Increased expression of DNAJC7 promotes the progression of hepatocellular carcinoma by influencing the cell cycle and immune microenvironment.

Background: Hepatocellular carcinoma (HCC) is the leading cause of cancer-related mortality worldwide owing to the lack of effective and early diagnostic tools and therapeutic approaches. DNAJC7, a member of the DnaJ heat shock family, is crucial in protein folding and stability; however, its specific functions and mechanisms in HCC remain unclear.

Objective: This study aimed to explore the role of DNAJC7 in HCC progression and evaluate its potential clinical significance as a prognostic marker.

Methods: Public databases (TCGA, ICGC, GEO, and TIMER) were used to assess DNAJC7 expression, correlations with clinical parameters, and related signaling pathways. Proliferation, migration, invasion, and cell cycle assays were performed to evaluate the function of DNAJC7 in HCC. Immune infiltration and associations with checkpoint proteins were analyzed using TIMER, and a Gene Set Enrichment Analysis (GSEA) was used to explore enriched pathways.
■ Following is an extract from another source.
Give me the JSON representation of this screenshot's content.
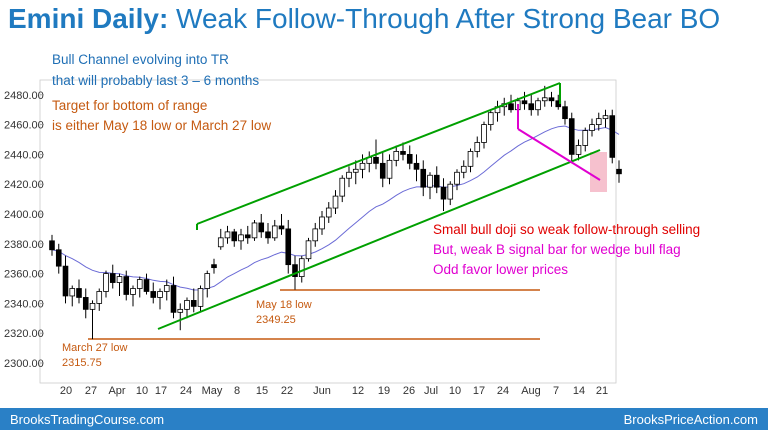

Results: DNAJC7 expression was higher in HCC tissues than in adjacent normal tissues and was associated with advanced malignancy and poor prognosis, including a lower overall survival, progression-free survival, and disease-free survival. DNAJC7 knockdown resulted in reduced malignant behavior of HCC cells, leading to S-phase cell cycle arrest. Increased DNAJC7 expression was associated with immune cell infiltration and the presence of immunological checkpoint molecules, including CTLA4 and PD-1. GSEA highlighted the activation of key pathways, including WNT signaling and cell cycle regulation.

Conclusion: DNAJC7 regulates tumor cell proliferation, migration, invasion, and immune evasion by acting as an oncogene in HCC. It can serve as a diagnostic and prognostic biomarker and potential treatment target for HCC.